Bu harcamalar, yurtiçinde çocukların açlıktan bayıldığı bir dönemde milyarların yurtdışına aktarılması olarak eleştiriliyor. Sistematik çarpıklık olarak nitelendirilen bu yaklaşım, önceliklerin yanlış olduğunu işaret ediyor. Eğitimde cahilleştirme politikalarının ülkeleri yıktığı tarihi örnekler hatırlatılırken, susmamanın önemi vurgulanıyor.

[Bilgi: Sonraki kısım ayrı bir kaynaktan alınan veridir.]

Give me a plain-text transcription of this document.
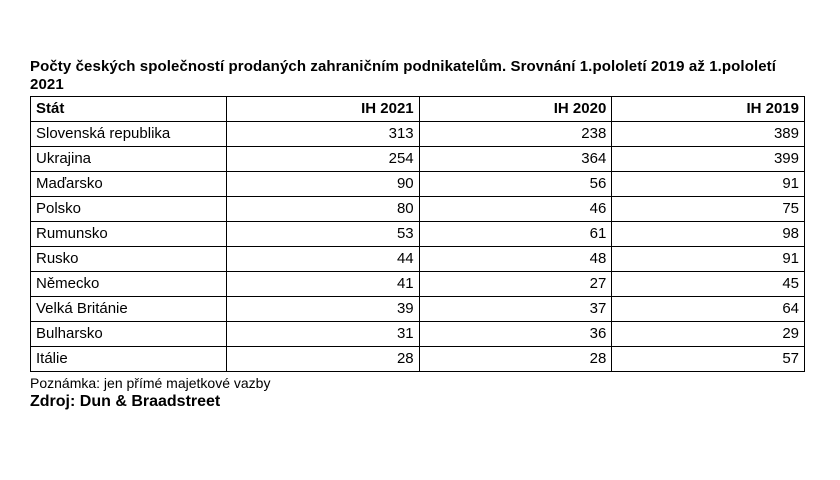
Počty českých společností prodaných zahraničním podnikatelům. Srovnání 1.pololetí 2019 až 1.pololetí 2021
Stát	IH 2021	IH 2020	IH 2019
Slovenská republika	313	238	389
Ukrajina	254	364	399
Maďarsko	90	56	91
Polsko	80	46	75
Rumunsko	53	61	98
Rusko	44	48	91
Německo	41	27	45
Velká Británie	39	37	64
Bulharsko	31	36	29
Itálie	28	28	57
Poznámka: jen přímé majetkové vazby
Zdroj: Dun & Braadstreet
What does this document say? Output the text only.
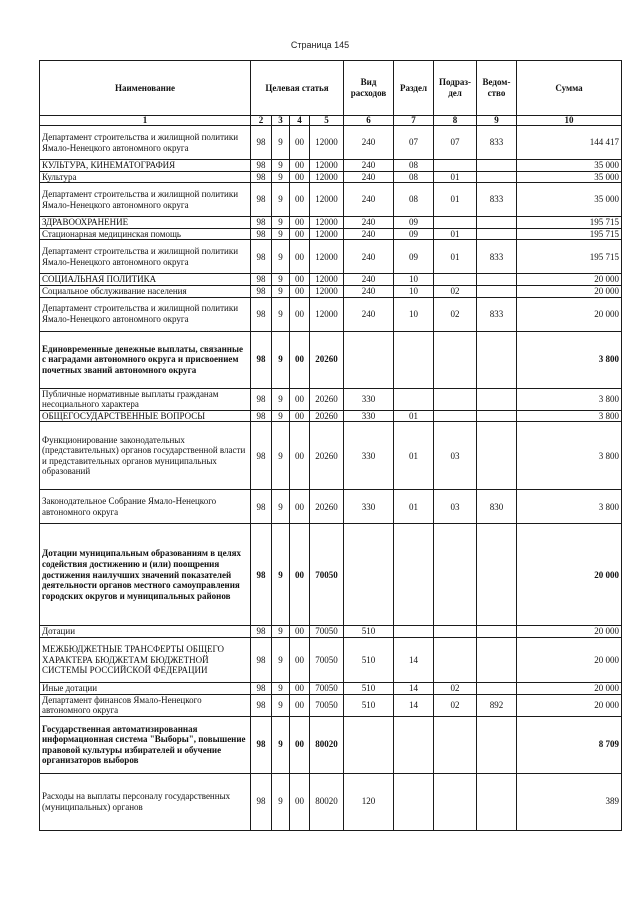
Страница 145
Наименование	Целевая статья				Вид расходов	Раздел	Подраз-дел	Ведом-ство	Сумма
1	2	3	4	5	6	7	8	9	10
Департамент строительства и жилищной политики Ямало-Ненецкого автономного округа	98	9	00	12000	240	07	07	833	144 417
КУЛЬТУРА, КИНЕМАТОГРАФИЯ	98	9	00	12000	240	08			35 000
Культура	98	9	00	12000	240	08	01		35 000
Департамент строительства и жилищной политики Ямало-Ненецкого автономного округа	98	9	00	12000	240	08	01	833	35 000
ЗДРАВООХРАНЕНИЕ	98	9	00	12000	240	09			195 715
Стационарная медицинская помощь	98	9	00	12000	240	09	01		195 715
Департамент строительства и жилищной политики Ямало-Ненецкого автономного округа	98	9	00	12000	240	09	01	833	195 715
СОЦИАЛЬНАЯ ПОЛИТИКА	98	9	00	12000	240	10			20 000
Социальное обслуживание населения	98	9	00	12000	240	10	02		20 000
Департамент строительства и жилищной политики Ямало-Ненецкого автономного округа	98	9	00	12000	240	10	02	833	20 000
Единовременные денежные выплаты, связанные с наградами автономного округа и присвоением почетных званий автономного округа	98	9	00	20260					3 800
Публичные нормативные выплаты гражданам несоциального характера	98	9	00	20260	330				3 800
ОБЩЕГОСУДАРСТВЕННЫЕ ВОПРОСЫ	98	9	00	20260	330	01			3 800
Функционирование законодательных (представительных) органов государственной власти и представительных органов муниципальных образований	98	9	00	20260	330	01	03		3 800
Законодательное Собрание Ямало-Ненецкого автономного округа	98	9	00	20260	330	01	03	830	3 800
Дотации муниципальным образованиям в целях содействия достижению и (или) поощрения достижения наилучших значений показателей деятельности органов местного самоуправления городских округов и муниципальных районов	98	9	00	70050					20 000
Дотации	98	9	00	70050	510				20 000
МЕЖБЮДЖЕТНЫЕ ТРАНСФЕРТЫ ОБЩЕГО ХАРАКТЕРА БЮДЖЕТАМ БЮДЖЕТНОЙ СИСТЕМЫ РОССИЙСКОЙ ФЕДЕРАЦИИ	98	9	00	70050	510	14			20 000
Иные дотации	98	9	00	70050	510	14	02		20 000
Департамент финансов Ямало-Ненецкого автономного округа	98	9	00	70050	510	14	02	892	20 000
Государственная автоматизированная информационная система "Выборы", повышение правовой культуры избирателей и обучение организаторов выборов	98	9	00	80020					8 709
Расходы на выплаты персоналу государственных (муниципальных) органов	98	9	00	80020	120				389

Gazetecilik açısından da baskılar artıyor. Eğitimdeki çarpıklıkları belgeli şekilde yazan bir muhabir, Milli Eğitim bürokratları tarafından Ankara Cumhuriyet Başsavcılığı'na şikayet edilmiş. Suçlamalar ağır: Kamu görevlisine hakaret, iftira ve halk arasında endişe-panik yaratma, ülkenin güvenliğini tehdit. Dosya İstanbul'a gönderilmiş ve ifade alınmış. Ancak 32 yıllık eğitim muhabirliği deneyimiyle, Bab-ı Ali geleneğinden gelen bir gazeteci, savcı ve hakim karşısında korkmadığını belirtiyor. Bürokratların koltuklarını milletin üstünde görmesini siyasi rüşvet olarak tanımlıyor.

Atatürk'ün "Basın milletin müşterek sesidir" sözü hatırlatılırken, siyasetçi, bürokrat ve sermaye emir eri olmayan gazetecilerin sindirilemeyeceği mesajı veriliyor. Eğitimdeki sistematik yıkım, ölümcül boyutlara ulaşmışken hesap sorma zamanının geldiği belirtiliyor.

Eğitim sistemi çöküşü tartışmaları, okul şiddeti olayları ve Maarif Vakfı bütçesi gibi konular, geniş kesimlerde tepki çekiyor. Bu çarpıklıkların izah edilmesi ve hesap sorulması gerektiği çağrıları yükseliyor. Okullar tehlike altında, bütçeler tartışmalı yönlerde akıyor – bu tablo, eğitimde acil müdahale ihtiyacını ortaya koyuyor. Gelecek nesillerin güvenliği ve kalitesi için bu sistematik sorunlar, daha fazla ertelenmeden ele alınmalı.